In the European Union there is a ban on the sale of both chewing tobacco and snuff except in Sweden. Chewing tobacco is however, used in England, predominantly by Asian communities. Most often it is mixed with other substances such as areca nut. People who chew tobacco mix it to produce a ball (quid), which is often kept in the mouth for some considerable time. It is frequently tucked in one place – for example the cheeks of the mouth where it greatly increases the user’s risk of developing leukoplakia – a pre-cancerous lesion. It is well established that there is a much higher number of cases of oral cancer among the Asian community who chew tobacco or areca nut.

Smoking causes discolouration of the teeth. It is likely to cause halitosis (bad breath) and may affect smell and taste. Wound healing is impaired in tobacco smokers. There is fair evidence that tobacco use contributes to the pro-gression of periodontal (gum) disease. Treatment for periodontal disease often fails among smokers and it is difficult to halt the progression of the disease, which results in the destruction of the fibres holding the teeth in place. For similar reasons dental implants fail twice as often in people who smoke compared with non-smokers.

75% of oral cancers are associated with tobacco smoking (i.e. cigarette, pipe or cigar smoking) especially when combined with heavy alcohol intake. The risk of developing oral and pharyngeal (throat) cancers is similar for cigarette and cigar smokers, with an overall risk seven to ten times higher than for people who have never smoked. When the frequency of daily tobacco use is taken into consideration there is a strong relationship between smoking rates and the risk of mouth cancer. In other words, the more a person smokes the more at risk they are.

After giving up tobacco for a decade or so the risk of oral cancer of a past smoker drops significantly to levels almost comparable to people who have never smoked.

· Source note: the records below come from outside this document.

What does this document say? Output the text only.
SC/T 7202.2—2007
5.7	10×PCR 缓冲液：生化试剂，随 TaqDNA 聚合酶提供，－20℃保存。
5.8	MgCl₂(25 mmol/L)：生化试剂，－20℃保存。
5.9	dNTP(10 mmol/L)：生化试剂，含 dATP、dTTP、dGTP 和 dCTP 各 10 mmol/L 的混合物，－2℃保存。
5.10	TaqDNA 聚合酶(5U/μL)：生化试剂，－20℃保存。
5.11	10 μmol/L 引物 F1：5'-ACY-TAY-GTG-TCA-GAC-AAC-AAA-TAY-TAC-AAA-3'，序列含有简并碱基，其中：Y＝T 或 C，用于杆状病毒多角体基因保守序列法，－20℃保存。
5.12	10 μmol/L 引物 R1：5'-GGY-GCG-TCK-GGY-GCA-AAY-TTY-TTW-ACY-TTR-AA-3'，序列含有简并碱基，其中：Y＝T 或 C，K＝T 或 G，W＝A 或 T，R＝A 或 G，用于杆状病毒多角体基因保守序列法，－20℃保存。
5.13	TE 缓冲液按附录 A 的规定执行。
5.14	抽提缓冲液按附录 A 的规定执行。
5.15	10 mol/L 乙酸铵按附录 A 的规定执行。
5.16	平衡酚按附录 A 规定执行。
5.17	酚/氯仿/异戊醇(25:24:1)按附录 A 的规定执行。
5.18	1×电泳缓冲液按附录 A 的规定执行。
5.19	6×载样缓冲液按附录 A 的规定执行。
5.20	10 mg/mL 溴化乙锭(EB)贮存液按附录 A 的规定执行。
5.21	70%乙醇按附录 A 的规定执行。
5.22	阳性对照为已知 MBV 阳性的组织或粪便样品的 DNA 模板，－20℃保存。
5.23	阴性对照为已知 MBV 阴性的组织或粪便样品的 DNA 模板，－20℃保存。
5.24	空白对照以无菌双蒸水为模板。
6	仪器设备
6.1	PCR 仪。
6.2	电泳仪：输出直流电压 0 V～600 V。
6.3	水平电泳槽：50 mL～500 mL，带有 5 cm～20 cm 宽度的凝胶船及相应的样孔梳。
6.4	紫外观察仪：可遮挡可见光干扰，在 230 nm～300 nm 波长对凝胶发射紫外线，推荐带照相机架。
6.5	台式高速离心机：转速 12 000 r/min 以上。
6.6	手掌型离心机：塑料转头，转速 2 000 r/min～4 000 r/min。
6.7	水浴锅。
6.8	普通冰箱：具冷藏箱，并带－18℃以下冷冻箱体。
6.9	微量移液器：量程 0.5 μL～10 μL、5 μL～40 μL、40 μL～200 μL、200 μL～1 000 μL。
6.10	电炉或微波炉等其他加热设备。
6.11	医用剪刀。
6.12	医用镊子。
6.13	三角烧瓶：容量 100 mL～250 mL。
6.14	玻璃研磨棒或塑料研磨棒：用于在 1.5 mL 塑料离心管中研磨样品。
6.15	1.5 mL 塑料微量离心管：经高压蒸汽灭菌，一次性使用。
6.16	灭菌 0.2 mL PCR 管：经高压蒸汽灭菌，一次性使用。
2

Dependence on tobacco shows the many features of a chronic disease. People who regularly smoke are addicted to the habit because tobacco use results in true drug dependence. Only a small minority are able to stop smoking in one attempt and the majority will need some assistance to quit altogether. Many effective treatments are now available and dentists and their team members are becoming more actively involved in helping patients to stop smoking.

As with other chronic diseases, the most effective treatment of smoking requires several approaches in addition to the willpower of the smoker and the advice of a clinician. Many products available in high street chemists are proven to be effective and improve the success rates for people quitting smoking. Nicotine replacement therapy (NRT) is the first line of treatment. Several products are available; patches, gum, lozenges, inhalers and nasal sprays. All of these are now available on prescription from a general medical practitioner or through pharmacists.

Other non-nicotine alternatives also exist to help with smoking cessation. Both forms of treatment offer very significant success in the quest to stop smoking. In assisting a smoker who is willing to quit, a dentist will have the five ‘A’s’ in mind. He or she will:-

  1. Ask about tobacco use.
  2. Assess the willingness to quit.
  3. Advise those unwilling to quit that the topic will be revisited at their next dental appointment.
  4. Assist in the quit attempt – set a quit date, emphasise the importance of total abstinence, provide supplementary material, and recommend support from a doctor or tobacco councellor (smoker’s clinic).

Arrange a follow up dental appointment and reference to a doctor if the quit attempt has failed.